The events in Libya reflect the depth and intensity of one of the key strategic rivalries in the Middle East. This is the contest between the camp consisting of Turkey, Qatar and a variety of Muslim Brotherhood-associated forces in the region, including Hamas’s Gaza fiefdom, and the rival gathering of Egypt, United Arab Emirates and Saudi Arabia. There are, of course, other elements engaged in the complex Libyan strategic space. But these two camps are the central players. Serraj’s GNA in Tripoli and Haftar and his allies in the east are their respective proxies.
The geopolitics of the Arab world has long mainly consisted of a battle between military and monarchical regimes on the one hand, and Islamists on the other. The clash between Turkey and Egypt in Libya is at root the latest iteration of this long struggle, the difference being that the Sunni Islamists now have a powerful, ambitious and militarily capable state (Turkey) at the head of their camp.

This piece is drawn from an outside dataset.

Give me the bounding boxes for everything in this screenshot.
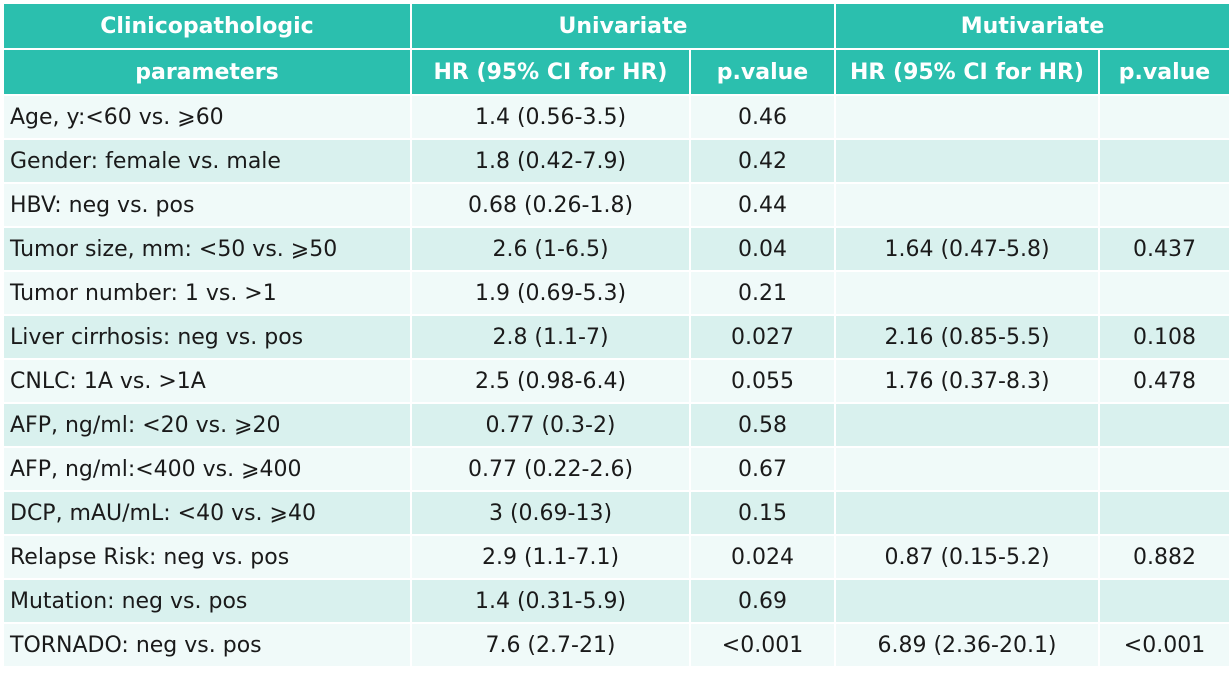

As of now, it is Turkey’s move. Ankara has climbed up a high tree with its declarations that an offensive into Sirte remains an obligation if Haftar and his allies refuse to quit the area. Ankara needs, however, also to consider the broader diplomatic picture before attempting any such move.
There appears to be little support from the European Union or United States for aggressive moves further east into Libya, given the incendiary potential of an offensive toward Sirte and the oil fields, and taking into account that Turkey, while still a NATO member, makes no serious pretense of acting in defense of, or in accordance with, Western interests.
Conversely, and perhaps most importantly, Russia is engaged in Libya and has Mig-29 aircraft stationed at the Jufra air base. Fighters from the Russian Wagner company were also deployed with the LNA and had to retreat across the desert after the fall of the Watiya air base.
Moscow appears to have abandoned the notion of an absolute victory for the LNA. Foreign Minister Sergei Lavrov said that Haftar’s forces would be willing to sign an immediate ceasefire. But this conciliatory attitude might well not extend to toleration for a Turkish push further east. This would raise the possibility of Turkish forces facing a Russian retaliation, without US or EU support. Such a prospect is likely to give Turkey’s president pause for thought.
Still, the Turkish-Egyptian standoff before Sirte indicates that the old divide that has dominated Middle East politics for so long – between generals and Islamists – remains pertinent. Now, however, this contest has moved from the public squares of the Arab Spring to the state-to-state level.